Avec un peu de retard, voici donc la critique du dernier roman de Dantec. Je vous avez déjà parlé de cet auteur lors de la sortie de Grande Jonction ici. Comme à chaque fois, je me suis donc jeté sur son dernier roman :




Et ce, même si je dois avouer que ses trois derniers romans m'ont laissé quelque peu perplexe. Toujours est-il que Dantec a signé des livres qui m'ont vraiment beaucoup marqué il y a de cela pas mal d'années maintenant et j'aborde donc toujours ses derniers nés avec enthousiasme.


Ce roman n'est pas un mais trois. Composé de trois séquences très différentes et pourtant inscrites dans la même continuité...
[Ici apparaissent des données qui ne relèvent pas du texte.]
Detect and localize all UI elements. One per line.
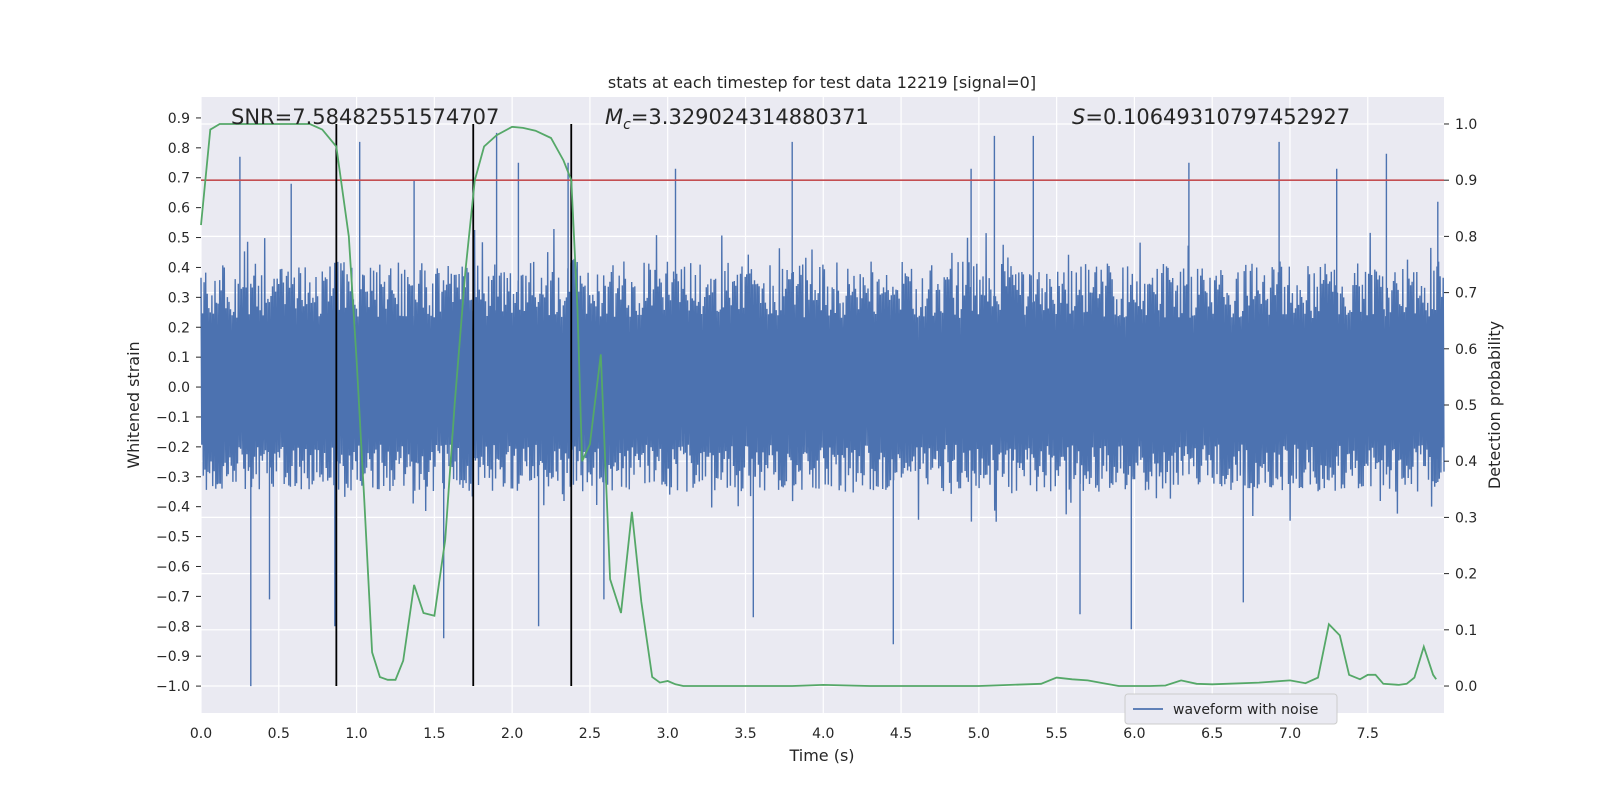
- y-left-tick-label: 0.9: [168, 111, 190, 127]
- snr-annotation: SNR=7.58482551574707: [231, 105, 499, 129]
- x-tick-label: 2.5: [579, 726, 601, 742]
- x-tick-label: 6.5: [1201, 726, 1223, 742]
- chirp-mass-value: =3.329024314880371: [631, 105, 869, 129]
- s-symbol: S: [1072, 105, 1085, 129]
- x-tick-label: 7.5: [1357, 726, 1379, 742]
- x-tick-label: 4.0: [812, 726, 834, 742]
- y-right-tick-label: 0.5: [1455, 398, 1477, 414]
- y-left-tick-label: 0.2: [168, 320, 190, 336]
- y-right-tick-label: 1.0: [1455, 117, 1477, 133]
- y-right-tick-label: 0.2: [1455, 567, 1477, 583]
- y-left-tick-label: 0.0: [168, 380, 190, 396]
- y-left-tick-label: 0.6: [168, 201, 190, 217]
- y-left-tick-label: −0.9: [156, 649, 190, 665]
- waveform-trace: [200, 132, 1445, 687]
- y-left-tick-label: −0.3: [156, 470, 190, 486]
- x-axis-label: Time (s): [788, 746, 854, 765]
- y-left-tick-label: 0.1: [168, 350, 190, 366]
- x-axis-ticks: 0.0 0.5 1.0 1.5 2.0 2.5 3.0 3.5 4.0 4.5 5.0 5.5 6.0 6…: [190, 726, 1379, 742]
- y-left-axis-ticks: 0.9 0.8 0.7 0.6 0.5 0.4 0.3 0.2 0.1 0.0 −0.1 −0.2 −0…: [156, 111, 201, 695]
- legend: waveform with noise: [1124, 693, 1338, 725]
- y-right-tick-label: 0.4: [1455, 454, 1477, 470]
- y-left-tick-label: 0.8: [168, 141, 190, 157]
- y-right-tick-label: 0.7: [1455, 286, 1477, 302]
- legend-box: [1124, 693, 1338, 725]
- y-left-tick-label: −0.5: [156, 530, 190, 546]
- chirp-mass-annotation: Mc=3.329024314880371: [605, 105, 869, 133]
- x-tick-label: 1.0: [345, 726, 367, 742]
- chirp-mass-symbol: M: [605, 105, 623, 129]
- y-right-tick-label: 0.6: [1455, 342, 1477, 358]
- x-tick-label: 4.5: [890, 726, 912, 742]
- x-tick-label: 5.5: [1045, 726, 1067, 742]
- y-right-tick-label: 0.3: [1455, 510, 1477, 526]
- x-tick-label: 0.0: [190, 726, 212, 742]
- y-right-axis-label: Detection probability: [1485, 321, 1504, 489]
- x-tick-label: 6.0: [1123, 726, 1145, 742]
- y-left-tick-label: 0.7: [168, 171, 190, 187]
- y-right-tick-label: 0.1: [1455, 623, 1477, 639]
- y-left-tick-label: −0.7: [156, 589, 190, 605]
- x-tick-label: 5.0: [968, 726, 990, 742]
- s-annotation: S=0.10649310797452927: [1072, 105, 1350, 129]
- y-right-tick-label: 0.8: [1455, 229, 1477, 245]
- y-left-axis-label: Whitened strain: [124, 341, 143, 468]
- x-tick-label: 7.0: [1279, 726, 1301, 742]
- vertical-markers: [335, 123, 573, 687]
- y-left-tick-label: −0.4: [156, 500, 190, 516]
- waveform-series: [200, 132, 1445, 687]
- y-right-tick-label: 0.0: [1455, 679, 1477, 695]
- chirp-mass-subscript: c: [623, 117, 631, 133]
- y-left-tick-label: 0.3: [168, 290, 190, 306]
- legend-label: waveform with noise: [1173, 702, 1318, 718]
- y-right-tick-label: 0.9: [1455, 173, 1477, 189]
- y-left-tick-label: −0.6: [156, 559, 190, 575]
- y-left-tick-label: −0.1: [156, 410, 190, 426]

..."Aux enfants de babylone".

Première partie : Vers le Nord du ciel.

Nous avons ici un récit d'un presque homme pris au piège de la tour Nord du WTC le 11 septembre 2001. Il y est sciemment car il sait ce qui doit se passer. Il est venu pour sauver une fillette, une quête de rédemption en quelque sorte. Il faut avouer que la séquence d'ouverture est proprement magnifique. La descente des 90 étages incroyable. A un point tel que l'on se sent oppressé par ces tonnes de béton, d'acier et de verre. S'en suit une fuite vers le grand Nord. Une aventure. Humaine et un peu plus. Un récit très ancré dans cette science fiction qui a donné ses lettres de noblesse à Dantec avec Babylon babies, très encré dans une belle aventure.
Deuxième partie : Artefact.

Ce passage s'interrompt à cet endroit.